MLCommons recently released the latest round of MLPerf Training v5.1 benchmark test results, which is not only the annual final exam for the AI computing field, but also an arena for NVIDIA and AMD to showcase the strength of their next-generation architectures. NVIDIA swept the competition with its Blackwell Ultra architecture, while AMD participated in the training test for the first time with its CDNA 4 architecture MI350 series, demonstrating its competitiveness in close pursuit.
NVIDIA: Blackwell Ultra paired with NVFP4 precision doubles performance
In this test, NVIDIA unsurprisingly achieved the fastest training speed in all seven tests, including Large Language Model (LLM) and image generation, and was the only platform to submit results in all projects.
NVIDIA's "trump card" this time is its GB300 NVL72 rack-mount system based on the Blackwell Ultra GPU architecture. To unleash extreme performance, NVIDIA has adopted NVFP4 low-precision computing for the first time in the history of MLPerf Training.
According to official data released by NVIDIA, Blackwell Ultra offers a significant performance improvement compared to the previous generation Hopper architecture with the same number of GPUs:
• Llama 3.1 405B pre-training:Efficiency is increased by more than 4 times.
• Llama 2 70B LoRA fine-tuning:Efficiency increased by nearly 5 times.
The architectural advantages of Blackwell Ultra lie in its new Tensor Cores with 15 petaflops of NVFP4 AI computing power and up to 279GB of HBM3e high-bandwidth memory. Furthermore, NVIDIA utilized over 5000 Blackwell GPUs in the Llama 3.1 405B test, setting a record of completing training in just 10 minutes.
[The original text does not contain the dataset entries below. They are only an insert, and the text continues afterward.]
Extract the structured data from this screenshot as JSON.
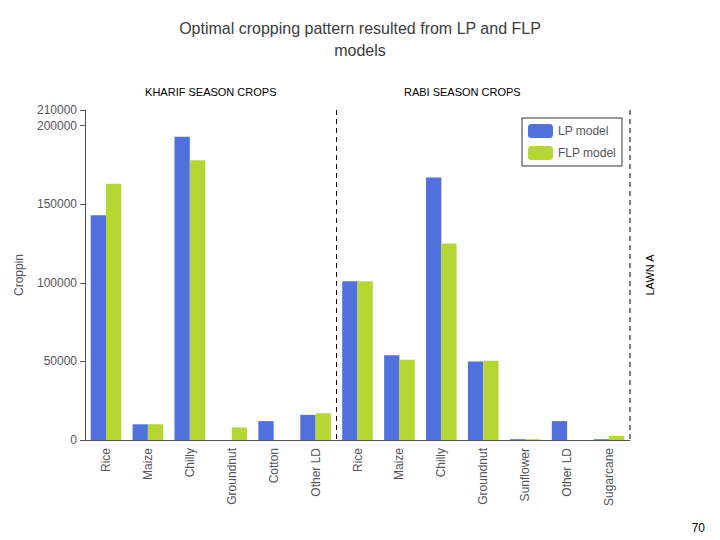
{
  "chart_data": {
    "type": "bar",
    "title": "Optimal cropping pattern resulted from LP and FLP\nmodels",
    "ylabel": "Croppin",
    "annotations": [
      "KHARIF SEASON CROPS",
      "RABI SEASON CROPS",
      "LAWN A",
      "70"
    ],
    "categories": [
      "Rice",
      "Maize",
      "Chilly",
      "Groundnut",
      "Cotton",
      "Other LD",
      "Rice",
      "Maize",
      "Chilly",
      "Groundnut",
      "Sunflower",
      "Other LD",
      "Sugarcane"
    ],
    "series": [
      {
        "name": "LP model",
        "values": [
          143000,
          10000,
          193000,
          0,
          12000,
          16000,
          101000,
          54000,
          167000,
          50000,
          500,
          12000,
          500
        ]
      },
      {
        "name": "FLP model",
        "values": [
          163000,
          10000,
          178000,
          8000,
          0,
          17000,
          101000,
          51000,
          125000,
          50500,
          500,
          0,
          2500
        ]
      }
    ],
    "ylim": [
      0,
      210000
    ],
    "yticks": [
      0,
      50000,
      100000,
      150000,
      200000
    ],
    "grid": false,
    "legend": "upper right"
  }
}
AMD: CDNA 4 architecture debuts, MI355X delivers 2.8x performance over its predecessor.
On the other hand, AMD also delivered impressive results in this test. This is the first time AMD has used its Instinct MI350 series GPUs (including MI355X and MI350X) for MLPerf training tests.
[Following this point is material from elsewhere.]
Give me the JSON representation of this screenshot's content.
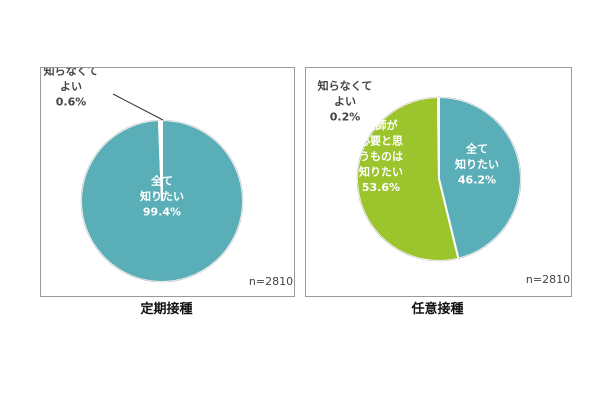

The AMD Instinct MI355X GPU uses a 3nm manufacturing process and CDNA 4 architecture, and is equipped with 288GB of HBM3e high-bandwidth memory. AMD emphasizes its remarkable performance improvements.
• Efficiency leap forward:Compared to its predecessor, the MI300X, the MI355X offers a 2.8x improvement in training performance.
• Llama 2 70B LoRA fine-tuning:The MI355X platform completed in 10.18 minutes, a significant reduction compared to the MI300X's 27.97 minutes.
While NVIDIA's B200 platform slightly outperformed the AMD MI355X in absolute speed with a time of 9.85 minutes, the AMD MI355X's 10.18 minutes demonstrated a highly competitive performance, indicating that the gap between the two is narrowing.
Ecosystem and Future Layout
This test also highlighted the expansion of both companies' ecosystems. NVIDIA had 15 partners submitting results, including ASUS, Dell, Quanta Computer, and Wistron. AMD was not to be outdone, with 9 partners (including ASUS, Dell, and GIGABYTE) submitting test results based on AMD Instinct hardware.
Looking ahead, AMD also updated its product roadmap at its Financial Analyst Day conference, confirming that it will maintain...The "once a year" update scheduleThe MI400 series is expected to launch in 2026, while the MI500 series is planned to debut in 2027, in order to further compete with NVIDIA.